THE INTERNAL STREET : A PHYSICAL AND HISTORIC LINK The gap between the two buildings merited special attention. As we wanted transparency from inside the building out to the town, and even the sky, we preferred to place the structure longitudinally rather than transversely and minimise all intermediate cross-braces. To obtain a very neutral use of space, we used microglass panelling as cladding, set at the smallest angle required to comply with regulations. We opted for a half-portal structure in welded steel sections with the core removed to house the joinery and run the water pipes. It was no easy feat to achieve thermal optimisation, and this seriously influenced the detailed design of the system.


DOUBLE-SKIN EXTENSION BUILDING: A VIBRATO OF A FAÇADE A double-skin façade ‘clads’ the opaque walls of the extension’s main sections (exhibition areas and two auditoriums). The façade has been designed to even out the changing light in Nancy and trap the noise from the railway tracks and prevent it from reverberating into the town. The double skin comprises an inner skin made of extruded aluminium cladding (to protect the external thermal insulation) and an outer skin in printed glass. Our research first led us towards using horizontal supporting elements, and keeping any vertical or sloping elements out of sight. We then designed a hybrid system to secure the glass, with a continuous glazing depth at the top and cold drawn-steel point fixings at the bottom.

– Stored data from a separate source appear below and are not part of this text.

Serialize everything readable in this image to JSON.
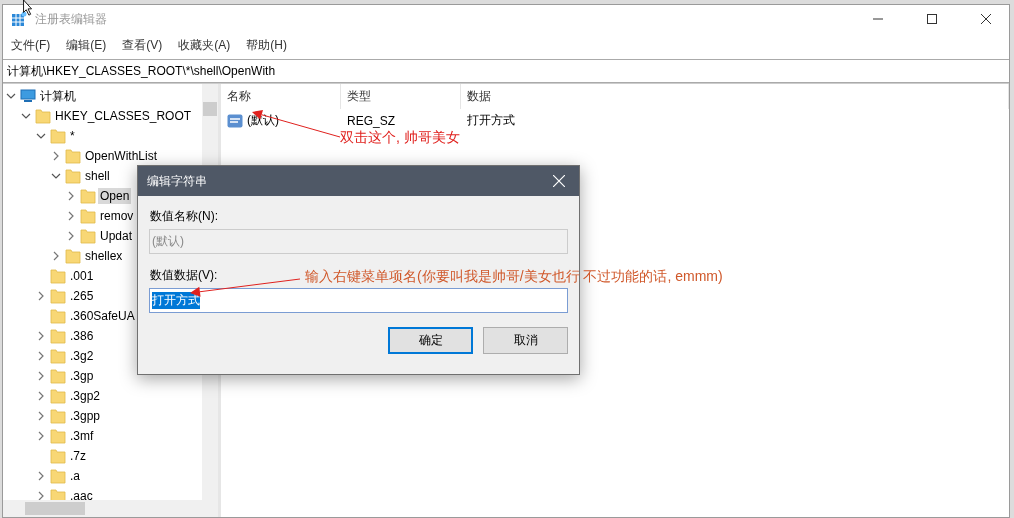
{
  "window": {
    "title": "注册表编辑器"
  },
  "menu": [
    "文件(F)",
    "编辑(E)",
    "查看(V)",
    "收藏夹(A)",
    "帮助(H)"
  ],
  "address": "计算机\\HKEY_CLASSES_ROOT\\*\\shell\\OpenWith",
  "tree": [
    {
      "label": "计算机",
      "kind": "computer",
      "expanded": true,
      "selected": false,
      "children": [
        {
          "label": "HKEY_CLASSES_ROOT",
          "kind": "folder",
          "expanded": true,
          "selected": false,
          "children": [
            {
              "label": "*",
              "kind": "folder",
              "expanded": true,
              "selected": false,
              "children": [
                {
                  "label": "OpenWithList",
                  "kind": "folder",
                  "expanded": false,
                  "selected": false
                },
                {
                  "label": "shell",
                  "kind": "folder",
                  "expanded": true,
                  "selected": false,
                  "children": [
                    {
                      "label": "Open",
                      "kind": "folder",
                      "expanded": false,
                      "selected": true
                    },
                    {
                      "label": "remov",
                      "kind": "folder",
                      "expanded": false,
                      "selected": false
                    },
                    {
                      "label": "Updat",
                      "kind": "folder",
                      "expanded": false,
                      "selected": false
                    }
                  ]
                },
                {
                  "label": "shellex",
                  "kind": "folder",
                  "expanded": false,
                  "selected": false
                }
              ]
            },
            {
              "label": ".001",
              "kind": "folder",
              "selected": false
            },
            {
              "label": ".265",
              "kind": "folder",
              "expanded": false,
              "selected": false
            },
            {
              "label": ".360SafeUA",
              "kind": "folder",
              "selected": false
            },
            {
              "label": ".386",
              "kind": "folder",
              "expanded": false,
              "selected": false
            },
            {
              "label": ".3g2",
              "kind": "folder",
              "expanded": false,
              "selected": false
            },
            {
              "label": ".3gp",
              "kind": "folder",
              "expanded": false,
              "selected": false
            },
            {
              "label": ".3gp2",
              "kind": "folder",
              "expanded": false,
              "selected": false
            },
            {
              "label": ".3gpp",
              "kind": "folder",
              "expanded": false,
              "selected": false
            },
            {
              "label": ".3mf",
              "kind": "folder",
              "expanded": false,
              "selected": false
            },
            {
              "label": ".7z",
              "kind": "folder",
              "selected": false
            },
            {
              "label": ".a",
              "kind": "folder",
              "expanded": false,
              "selected": false
            },
            {
              "label": ".aac",
              "kind": "folder",
              "expanded": false,
              "selected": false
            }
          ]
        }
      ]
    }
  ],
  "values_table": {
    "columns": [
      "名称",
      "类型",
      "数据"
    ],
    "rows": [
      {
        "name": "(默认)",
        "type": "REG_SZ",
        "data": "打开方式"
      }
    ]
  },
  "dialog": {
    "title": "编辑字符串",
    "fields": [
      {
        "label": "数值名称(N):",
        "value": "(默认)",
        "disabled": true,
        "highlighted": false
      },
      {
        "label": "数值数据(V):",
        "value": "打开方式",
        "disabled": false,
        "highlighted": true
      }
    ],
    "buttons": [
      {
        "label": "确定",
        "default": true
      },
      {
        "label": "取消",
        "default": false
      }
    ]
  },
  "annotations": [
    "双击这个, 帅哥美女",
    "输入右键菜单项名(你要叫我是帅哥/美女也行 不过功能的话, emmm)"
  ]
}
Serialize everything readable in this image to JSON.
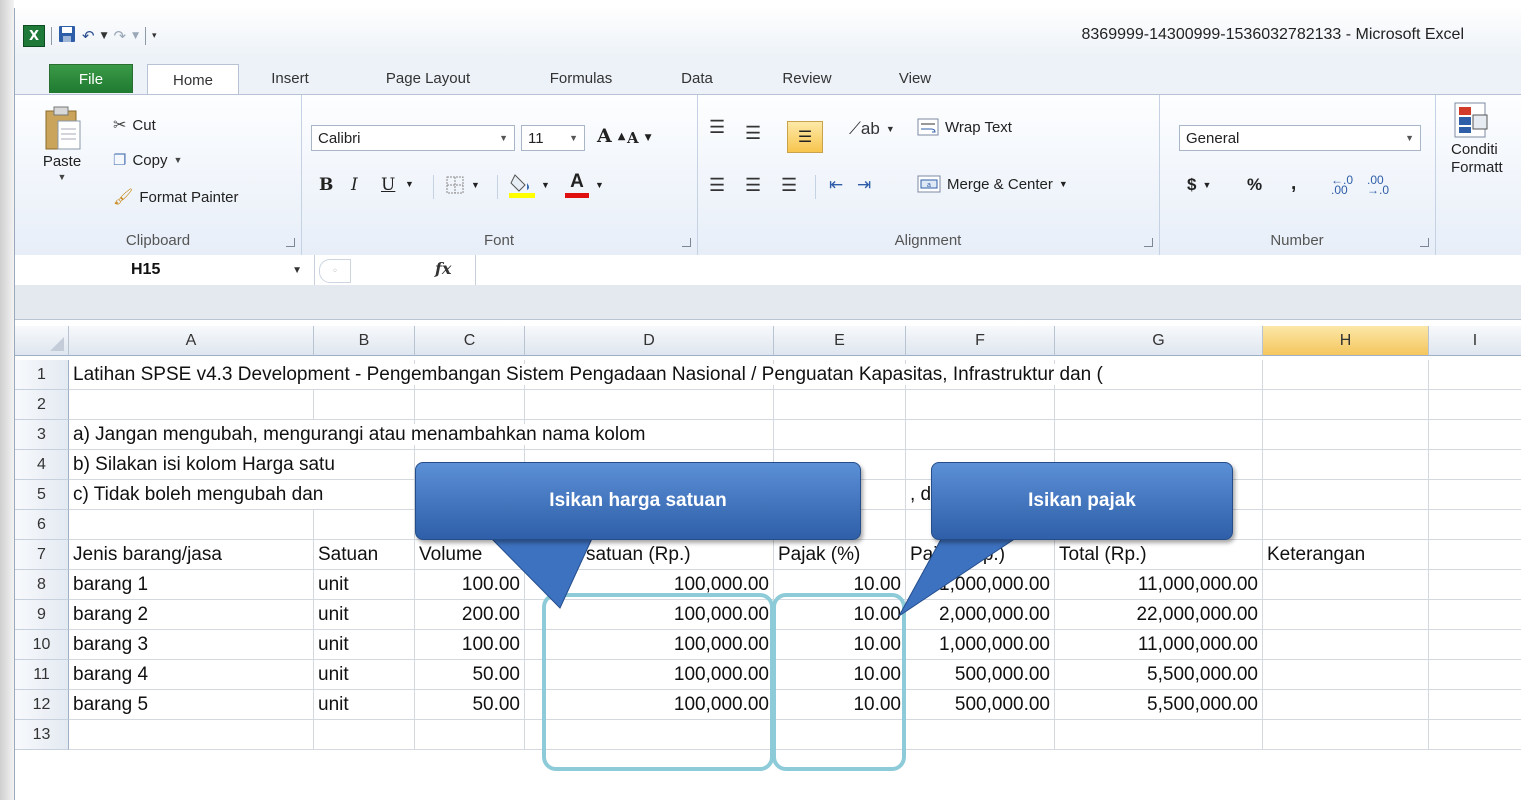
{
  "window": {
    "title": "8369999-14300999-1536032782133  -  Microsoft Excel",
    "app_logo": "X"
  },
  "tabs": [
    "File",
    "Home",
    "Insert",
    "Page Layout",
    "Formulas",
    "Data",
    "Review",
    "View"
  ],
  "ribbon": {
    "clipboard": {
      "paste": "Paste",
      "cut": "Cut",
      "copy": "Copy",
      "format_painter": "Format Painter",
      "label": "Clipboard"
    },
    "font": {
      "family": "Calibri",
      "size": "11",
      "bold": "B",
      "italic": "I",
      "underline": "U",
      "grow": "A",
      "shrink": "A",
      "font_color": "A",
      "label": "Font"
    },
    "alignment": {
      "wrap_text": "Wrap Text",
      "merge_center": "Merge & Center",
      "label": "Alignment"
    },
    "number": {
      "format": "General",
      "currency": "$",
      "percent": "%",
      "comma": ",",
      "label": "Number"
    },
    "styles": {
      "conditional_1": "Conditi",
      "conditional_2": "Formatt"
    }
  },
  "formula_bar": {
    "name_box": "H15",
    "fx": "fx",
    "value": ""
  },
  "columns": [
    "A",
    "B",
    "C",
    "D",
    "E",
    "F",
    "G",
    "H",
    "I"
  ],
  "selected_column": "H",
  "rows": [
    {
      "n": "1",
      "a": "Latihan SPSE v4.3 Development - Pengembangan Sistem Pengadaan Nasional / Penguatan Kapasitas, Infrastruktur dan ("
    },
    {
      "n": "2"
    },
    {
      "n": "3",
      "a": "a) Jangan mengubah, mengurangi atau menambahkan nama kolom"
    },
    {
      "n": "4",
      "a": "b) Silakan isi kolom Harga satu"
    },
    {
      "n": "5",
      "a": "c) Tidak boleh mengubah dan",
      "f": ", dan v"
    },
    {
      "n": "6"
    },
    {
      "n": "7",
      "a": "Jenis barang/jasa",
      "b": "Satuan",
      "c": "Volume",
      "d": "Harga satuan (Rp.)",
      "e": "Pajak (%)",
      "f": "Pajak (Rp.)",
      "g": "Total (Rp.)",
      "h": "Keterangan"
    },
    {
      "n": "8",
      "a": "barang 1",
      "b": "unit",
      "c": "100.00",
      "d": "100,000.00",
      "e": "10.00",
      "f": "1,000,000.00",
      "g": "11,000,000.00"
    },
    {
      "n": "9",
      "a": "barang 2",
      "b": "unit",
      "c": "200.00",
      "d": "100,000.00",
      "e": "10.00",
      "f": "2,000,000.00",
      "g": "22,000,000.00"
    },
    {
      "n": "10",
      "a": "barang 3",
      "b": "unit",
      "c": "100.00",
      "d": "100,000.00",
      "e": "10.00",
      "f": "1,000,000.00",
      "g": "11,000,000.00"
    },
    {
      "n": "11",
      "a": "barang 4",
      "b": "unit",
      "c": "50.00",
      "d": "100,000.00",
      "e": "10.00",
      "f": "500,000.00",
      "g": "5,500,000.00"
    },
    {
      "n": "12",
      "a": "barang 5",
      "b": "unit",
      "c": "50.00",
      "d": "100,000.00",
      "e": "10.00",
      "f": "500,000.00",
      "g": "5,500,000.00"
    },
    {
      "n": "13"
    }
  ],
  "callouts": {
    "harga": "Isikan harga satuan",
    "pajak": "Isikan pajak"
  },
  "colors": {
    "callout": "#3d72c0",
    "highlight": "#8ecbd9",
    "file_tab": "#2a8a3a",
    "selected_header": "#f5c65d"
  }
}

The closer the building is to the railway tracks, the more important the acoustic function of the double skin is to the design.The outer skin includes all open surfaces, and non-abutting glazing, sometimes as far apart as 250mm, acting as a Helmholtz resonator and ‘trapping’ any sound waves that might enter. The inner skin, through the perforated cladding and the mineral wool insulation placed behind it absorbs any sound waves that might penetrate the double skin. The acoustic and architectural requirements of this project led us to design parametric model with random spatial variables which allowed us to propose a glazing layout for this façade which includes acoustic, technical and architectural variables.


EXTENSION BUILDING THE PURSUIT OF TRANSPARENCY The architect designed the extension on the basis of the principle of hollowing out a mass. Any passages in this opaque block had therefore to be as transparent as possible. To respond to this architectural goal, we innovated and created a façade with virtually no mullions. The façade mullions take their dimensions from the adjacent façade (height 2130mm grid 1500mm). The resulting section is applied uniformly to the extension façade with a variable height of 2500mm to 10000mm. A ‘tense’ façade: the Extension façade is made up of mullions of widths of up to 10m between supports. In order to ensure that the section of the mullions is small, they are permanently tensioned. This tension improves the stiffness of the mullions in the wind and creates an acceptable deflection for the glazing. Principle of tensioning (picture bellow): the façade mullions are tensioned by springs in the upper part. The springs are supported by horizontal consoles which transfer the heavy loads to the concrete.